I’ve been wanting to bring routed networks (spine-and-leaf or Clos) to OpenStack deployments using Neutron for several years. At a previous job, I was involved with a replacement for Nova Networking which supported AWS-style L3 routing between instances. This architecture, where each rack is connected to one or more routing switches, the VLANs are local to the rack, scales horizontally because nothing is shared between racks. When Neutron began to take hold, I was disappointed that this model wasn’t addressed except by 3rd-party SDN solutions, especially since it is quickly gaining traction as the de-facto network architecture for newly-built datacenters.

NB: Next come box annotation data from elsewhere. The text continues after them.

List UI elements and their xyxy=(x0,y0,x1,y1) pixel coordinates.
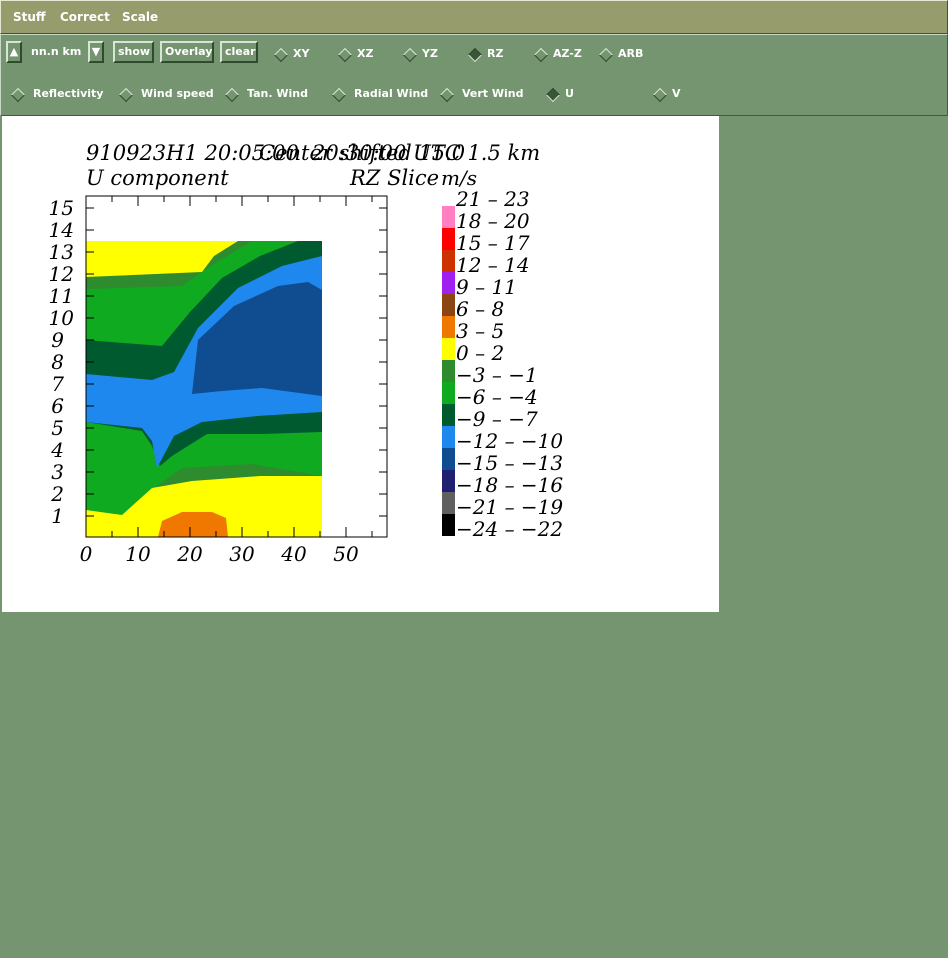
contour-fill xyxy=(86,199,386,537)
radio-diamond-icon xyxy=(402,47,418,63)
radio-diamond-icon xyxy=(10,87,26,103)
legend-swatch xyxy=(442,492,455,514)
legend-swatch xyxy=(442,426,455,448)
legend-label: 9 – 11 xyxy=(456,275,517,299)
radio-diamond-icon xyxy=(439,87,455,103)
radio-diamond-icon xyxy=(118,87,134,103)
no-data-top xyxy=(87,199,323,241)
legend-label: −15 – −13 xyxy=(456,451,563,475)
legend-swatch xyxy=(442,316,455,338)
toolbar: ▲ nn.n km ▼ show Overlay clear XY XZ YZ … xyxy=(0,34,948,116)
x-tick-labels: 0 10 20 30 40 50 xyxy=(80,542,359,566)
legend-label: −24 – −22 xyxy=(456,517,563,541)
y-tick-label: 12 xyxy=(49,262,74,286)
legend-label: 0 – 2 xyxy=(456,341,504,365)
legend-swatch xyxy=(442,448,455,470)
plot-title-right: 20:30:00 UTC 1.5 km xyxy=(311,141,540,165)
radio-diamond-icon xyxy=(337,47,353,63)
x-tick-label: 40 xyxy=(280,542,307,566)
legend-label: −12 – −10 xyxy=(456,429,563,453)
legend-label: 15 – 17 xyxy=(456,231,530,255)
legend-swatch xyxy=(442,360,455,382)
legend-label: −21 – −19 xyxy=(456,495,563,519)
radio-diamond-icon xyxy=(652,87,668,103)
no-data-right xyxy=(322,199,386,537)
radio-diamond-icon xyxy=(598,47,614,63)
distance-up-button[interactable]: ▲ xyxy=(6,41,22,63)
legend-label: −18 – −16 xyxy=(456,473,563,497)
y-tick-labels: 15 14 13 12 11 10 9 8 7 6 5 4 3 2 1 xyxy=(49,196,75,528)
menu-stuff[interactable]: Stuff xyxy=(13,10,46,24)
y-tick-label: 9 xyxy=(51,328,64,352)
color-legend: 21 – 23 18 – 20 15 – 17 12 – 14 9 – 11 6… xyxy=(442,187,563,541)
distance-label: nn.n km xyxy=(31,45,82,58)
legend-label: 18 – 20 xyxy=(456,209,530,233)
legend-swatch xyxy=(442,470,455,492)
y-tick-label: 11 xyxy=(49,284,74,308)
distance-down-button[interactable]: ▼ xyxy=(88,41,104,63)
y-tick-label: 14 xyxy=(49,218,74,242)
y-tick-label: 7 xyxy=(51,372,64,396)
slice-label: RZ Slice xyxy=(349,166,439,190)
legend-label: 12 – 14 xyxy=(456,253,530,277)
radio-diamond-icon xyxy=(331,87,347,103)
show-button[interactable]: show xyxy=(113,41,154,63)
x-tick-label: 30 xyxy=(229,542,255,566)
radio-diamond-icon xyxy=(545,87,561,103)
y-tick-label: 2 xyxy=(50,482,64,506)
overlay-button[interactable]: Overlay xyxy=(160,41,214,63)
y-tick-label: 1 xyxy=(51,504,64,528)
legend-swatch xyxy=(442,404,455,426)
menu-bar: Stuff Correct Scale xyxy=(0,0,948,34)
x-tick-label: 50 xyxy=(333,542,359,566)
plot-subtitle: U component xyxy=(86,166,229,190)
y-tick-label: 6 xyxy=(51,394,64,418)
radio-diamond-icon xyxy=(533,47,549,63)
legend-swatch xyxy=(442,272,455,294)
legend-label: 3 – 5 xyxy=(456,319,504,343)
x-tick-label: 20 xyxy=(176,542,203,566)
y-tick-label: 10 xyxy=(49,306,75,330)
legend-label: −9 – −7 xyxy=(456,407,538,431)
clear-button[interactable]: clear xyxy=(220,41,258,63)
menu-scale[interactable]: Scale xyxy=(122,10,158,24)
y-tick-label: 3 xyxy=(51,460,64,484)
legend-swatch xyxy=(442,514,455,536)
legend-swatch xyxy=(442,250,455,272)
legend-swatch xyxy=(442,294,455,316)
legend-label: −3 – −1 xyxy=(456,363,538,387)
radio-diamond-icon xyxy=(224,87,240,103)
legend-swatch xyxy=(442,338,455,360)
radio-diamond-icon xyxy=(467,47,483,63)
y-tick-label: 4 xyxy=(50,438,64,462)
legend-label: −6 – −4 xyxy=(456,385,538,409)
legend-label: 21 – 23 xyxy=(455,187,530,211)
y-tick-label: 15 xyxy=(49,196,74,220)
legend-swatch xyxy=(442,382,455,404)
legend-label: 6 – 8 xyxy=(456,297,504,321)
contour-plot: 910923H1 20:05:00 Center shifted 15.0 20… xyxy=(49,141,564,566)
menu-correct[interactable]: Correct xyxy=(60,10,110,24)
legend-swatch xyxy=(442,206,455,228)
radio-diamond-icon xyxy=(273,47,289,63)
y-tick-label: 13 xyxy=(49,240,74,264)
x-tick-label: 10 xyxy=(125,542,151,566)
legend-swatch xyxy=(442,228,455,250)
plot-canvas[interactable]: 910923H1 20:05:00 Center shifted 15.0 20… xyxy=(2,116,719,612)
y-tick-label: 5 xyxy=(51,416,64,440)
x-tick-label: 0 xyxy=(80,542,93,566)
y-tick-label: 8 xyxy=(51,350,64,374)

Most of the components of OpenStack support this model, but the dependencies weren’t in place to support automatic deployment onto a routed network in TripleO until now. Some of the work done by the Ironic, TripleO, Nova, and Neutron teams will now make it possible:
- Routed networks (Neutron)
- Ironic/Neutron integration (Ironic/Neutron)
- Nodes tagging (Ironic)
- Port groups (Ironic)
- Composable Roles (TripleO)
Where OpenStack is Headed
In the last several years, OpenStack has changed form so much that it is nearly unrecognizable when compared to the initial versions. One trend remains clear, however: anything which can be abstracted and described in software, eventually will be. It all started with system virtualization, which paved the way for AWS and cloud computing. Eventually, the network was redesigned in a software-defined model with Neutron, but today we see software-defined storage, software-defined security policies, software-defined network functions, and more. At the risk of sounding absurd, with technologies such as hardware partitioning, SR-IOV, unified server/network/storage platforms, and dynamically-attached pass-through hardware, we are even getting close to software-defined hardware.

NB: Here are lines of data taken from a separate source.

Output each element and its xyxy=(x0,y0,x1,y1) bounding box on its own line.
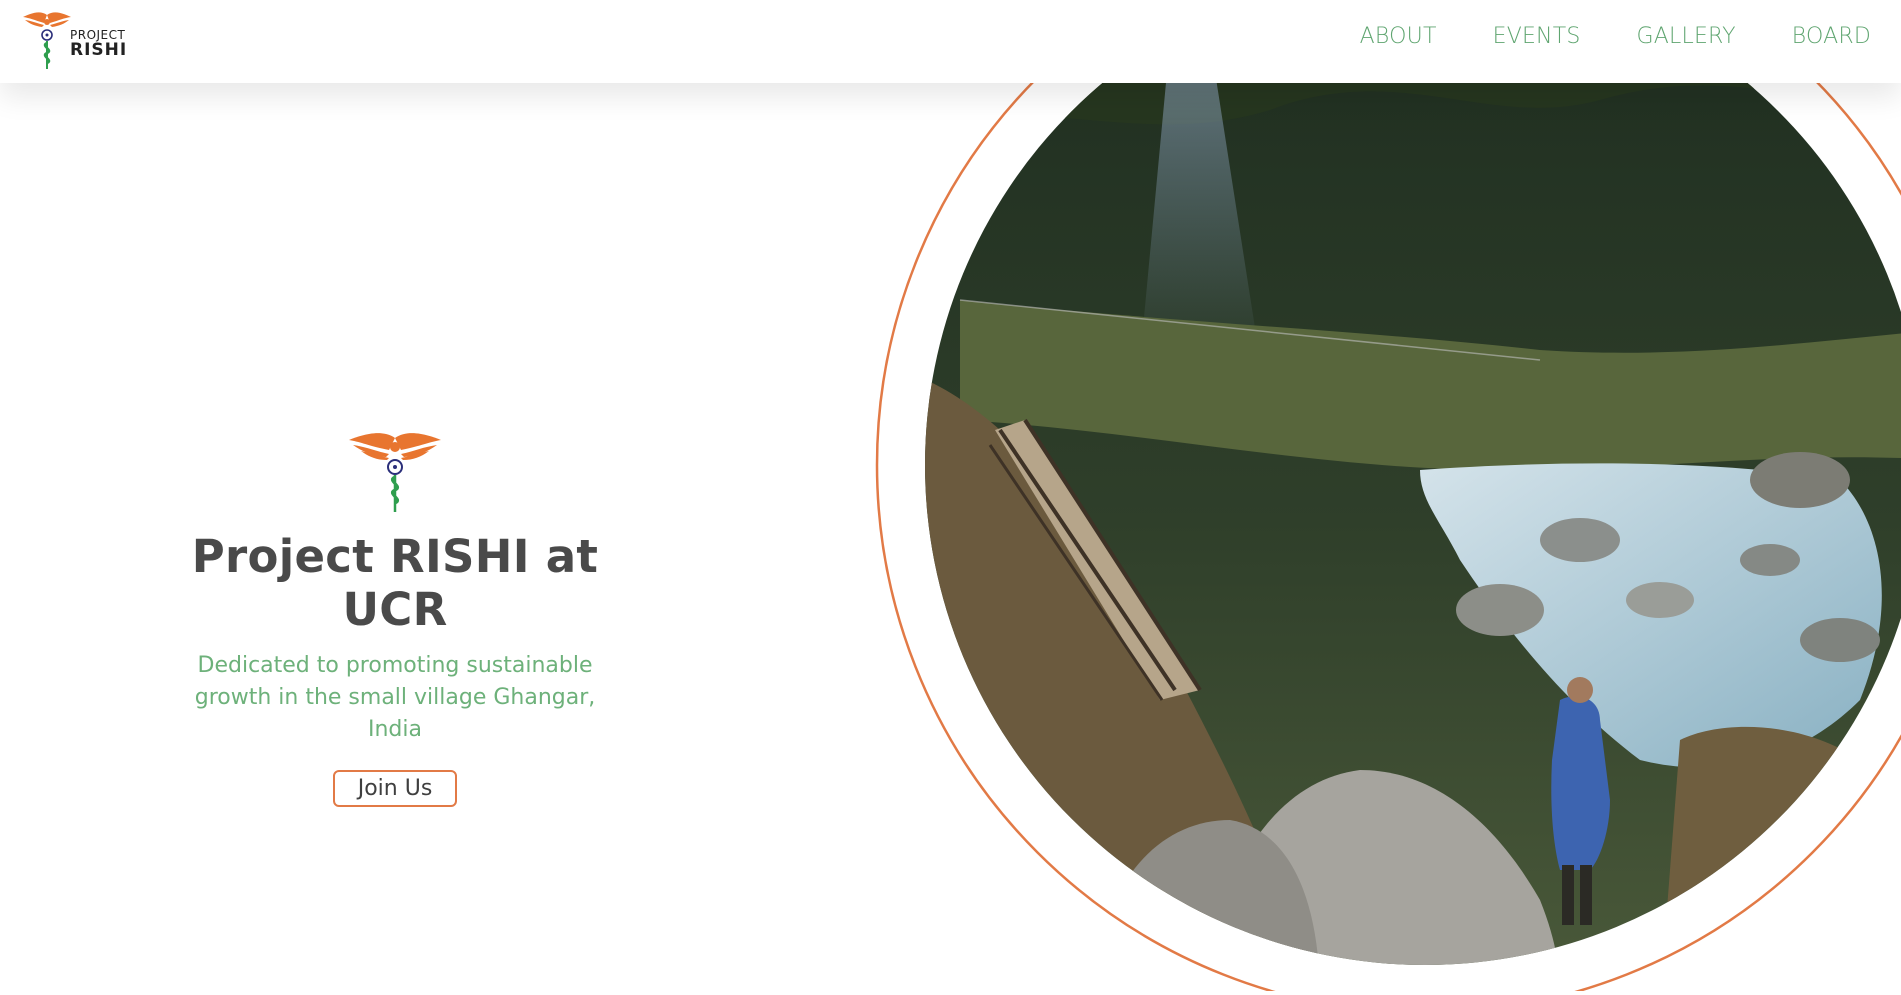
join-us-button[interactable]: Join Us xyxy=(332,770,458,807)
nav-gallery[interactable]: GALLERY xyxy=(1637,24,1736,49)
site-header: PROJECT RISHI ABOUT EVENTS GALLERY BOARD xyxy=(0,0,1901,83)
site-logo[interactable]: PROJECT RISHI xyxy=(22,11,142,71)
hero-image-area xyxy=(840,0,1901,995)
nav-about[interactable]: ABOUT xyxy=(1360,24,1437,49)
hero-subtitle: Dedicated to promoting sustainable growt… xyxy=(194,653,596,742)
nav-board[interactable]: BOARD xyxy=(1792,24,1871,49)
main-nav: ABOUT EVENTS GALLERY BOARD xyxy=(1304,24,1871,49)
hero-section: Project RISHI at UCR Dedicated to promot… xyxy=(170,430,620,807)
hero-photo xyxy=(925,0,1901,965)
caduceus-logo-icon xyxy=(349,433,441,512)
hero-title: Project RISHI at UCR xyxy=(191,530,599,636)
logo-text-rishi: RISHI xyxy=(70,40,128,60)
caduceus-logo-icon xyxy=(23,12,71,69)
nav-events[interactable]: EVENTS xyxy=(1493,24,1581,49)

As an example of this approach, a recently announced project named Valence aims to implement “Rack Scale Control” over pools of CPU, RAM, and disk storage: https://wiki.openstack.org/wiki/Valence
The end-goal is software-defined infrastructure, with hardware added to pools which are utilized as needed. The trend is for added layers of abstraction. Add containers to the mix, and you have several layers of abstraction between the running code and the physical hardware, but with lower overhead and better utilization. In other words, OpenStack is getting more flexible and more efficient as more and more things are virtualized, but it’s also getting more complex.